Different sample sizes, populations, dosages, trial lengths, and outcome measures can all produce different results. A small 8-week trial in young athletes and a large 52-week trial in older adults are studying fundamentally different questions. Look for systematic reviews or meta-analyses that pool multiple trials together for a clearer picture[3][4].

Q. Is a single clinical trial enough to prove something works?

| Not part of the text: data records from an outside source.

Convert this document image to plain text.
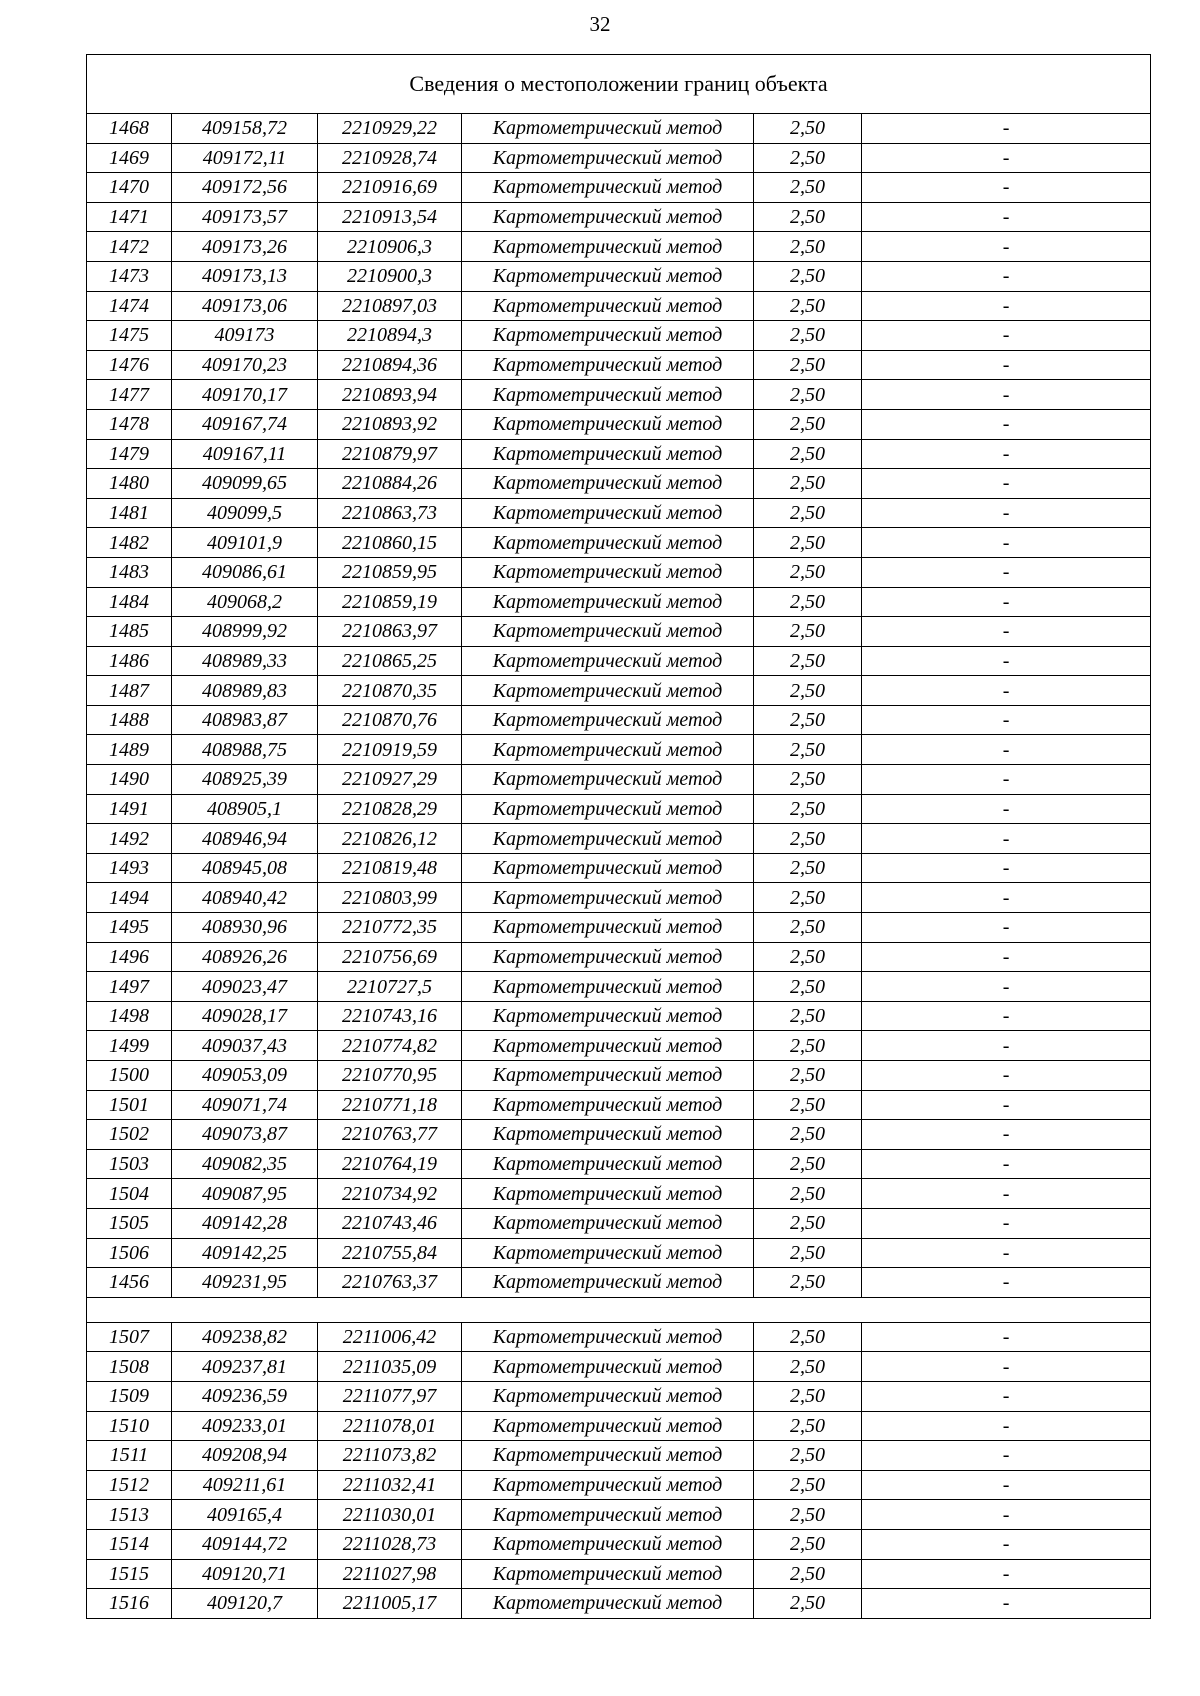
32
Сведения о местоположении границ объекта					
1468	409158,72	2210929,22	Картометрический метод	2,50	-
1469	409172,11	2210928,74	Картометрический метод	2,50	-
1470	409172,56	2210916,69	Картометрический метод	2,50	-
1471	409173,57	2210913,54	Картометрический метод	2,50	-
1472	409173,26	2210906,3	Картометрический метод	2,50	-
1473	409173,13	2210900,3	Картометрический метод	2,50	-
1474	409173,06	2210897,03	Картометрический метод	2,50	-
1475	409173	2210894,3	Картометрический метод	2,50	-
1476	409170,23	2210894,36	Картометрический метод	2,50	-
1477	409170,17	2210893,94	Картометрический метод	2,50	-
1478	409167,74	2210893,92	Картометрический метод	2,50	-
1479	409167,11	2210879,97	Картометрический метод	2,50	-
1480	409099,65	2210884,26	Картометрический метод	2,50	-
1481	409099,5	2210863,73	Картометрический метод	2,50	-
1482	409101,9	2210860,15	Картометрический метод	2,50	-
1483	409086,61	2210859,95	Картометрический метод	2,50	-
1484	409068,2	2210859,19	Картометрический метод	2,50	-
1485	408999,92	2210863,97	Картометрический метод	2,50	-
1486	408989,33	2210865,25	Картометрический метод	2,50	-
1487	408989,83	2210870,35	Картометрический метод	2,50	-
1488	408983,87	2210870,76	Картометрический метод	2,50	-
1489	408988,75	2210919,59	Картометрический метод	2,50	-
1490	408925,39	2210927,29	Картометрический метод	2,50	-
1491	408905,1	2210828,29	Картометрический метод	2,50	-
1492	408946,94	2210826,12	Картометрический метод	2,50	-
1493	408945,08	2210819,48	Картометрический метод	2,50	-
1494	408940,42	2210803,99	Картометрический метод	2,50	-
1495	408930,96	2210772,35	Картометрический метод	2,50	-
1496	408926,26	2210756,69	Картометрический метод	2,50	-
1497	409023,47	2210727,5	Картометрический метод	2,50	-
1498	409028,17	2210743,16	Картометрический метод	2,50	-
1499	409037,43	2210774,82	Картометрический метод	2,50	-
1500	409053,09	2210770,95	Картометрический метод	2,50	-
1501	409071,74	2210771,18	Картометрический метод	2,50	-
1502	409073,87	2210763,77	Картометрический метод	2,50	-
1503	409082,35	2210764,19	Картометрический метод	2,50	-
1504	409087,95	2210734,92	Картометрический метод	2,50	-
1505	409142,28	2210743,46	Картометрический метод	2,50	-
1506	409142,25	2210755,84	Картометрический метод	2,50	-
1456	409231,95	2210763,37	Картометрический метод	2,50	-

1507	409238,82	2211006,42	Картометрический метод	2,50	-
1508	409237,81	2211035,09	Картометрический метод	2,50	-
1509	409236,59	2211077,97	Картометрический метод	2,50	-
1510	409233,01	2211078,01	Картометрический метод	2,50	-
1511	409208,94	2211073,82	Картометрический метод	2,50	-
1512	409211,61	2211032,41	Картометрический метод	2,50	-
1513	409165,4	2211030,01	Картометрический метод	2,50	-
1514	409144,72	2211028,73	Картометрический метод	2,50	-
1515	409120,71	2211027,98	Картометрический метод	2,50	-
1516	409120,7	2211005,17	Картометрический метод	2,50	-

Rarely. A single trial — even a well-designed one — is one data point. Confidence grows when multiple independent trials, ideally summarized in a systematic review or meta-analysis, reach the same conclusion[2][3]. Be wary of any health claim resting on a single study.

References

[1] Sharma H, "Statistical significance or clinical significance? A researcher's dilemma for appropriate interpretation of research results," Saudi Journal of Anaesthesia, 2021. DOI: 10.4103/sja.sja_158_21

[2] AbdulRaheem Y, "Statistical Significance versus Clinical Relevance: Key Considerations in Interpretation Medical Research Data," Indian Journal of Community Medicine, 2024. DOI: 10.4103/ijcm.ijcm_601_23

[3] Kraemer HC, Neri E, Spiegel D, "Wrangling with p-values versus effect sizes to improve medical decision-making: A tutorial," International Journal of Eating Disorders, 2020. DOI: 10.1002/eat.23216

[4] Glaros AG, "Statistical significance, clinical importance and effect sizes: Enhancing understanding of a study's results," Journal of Oral Rehabilitation, 2025. DOI: 10.1111/joor.13759

[5] Lundh A et al., "Industry sponsorship and research outcome: systematic review with meta-analysis," Intensive Care Medicine, 2018. DOI: 10.1007/s00134-018-5293-7

[6] Crawford C et al., "A Public Health Issue: Dietary Supplements Promoted for Brain Health and Cognitive Performance," Journal of Alternative and Complementary Medicine, 2020. DOI: 10.1089/acm.2019.0447

[7] Ciani O et al., "A framework for the definition and interpretation of the use of surrogate endpoints in interventional trials," EClinicalMedicine, 2023. DOI: 10.1016/j.eclinm.2023.102283

This content is for informational purposes only and is not intended as medical advice, diagnosis, or treatment. Always consult a qualified healthcare provider before starting any supplement or making changes to your health regimen.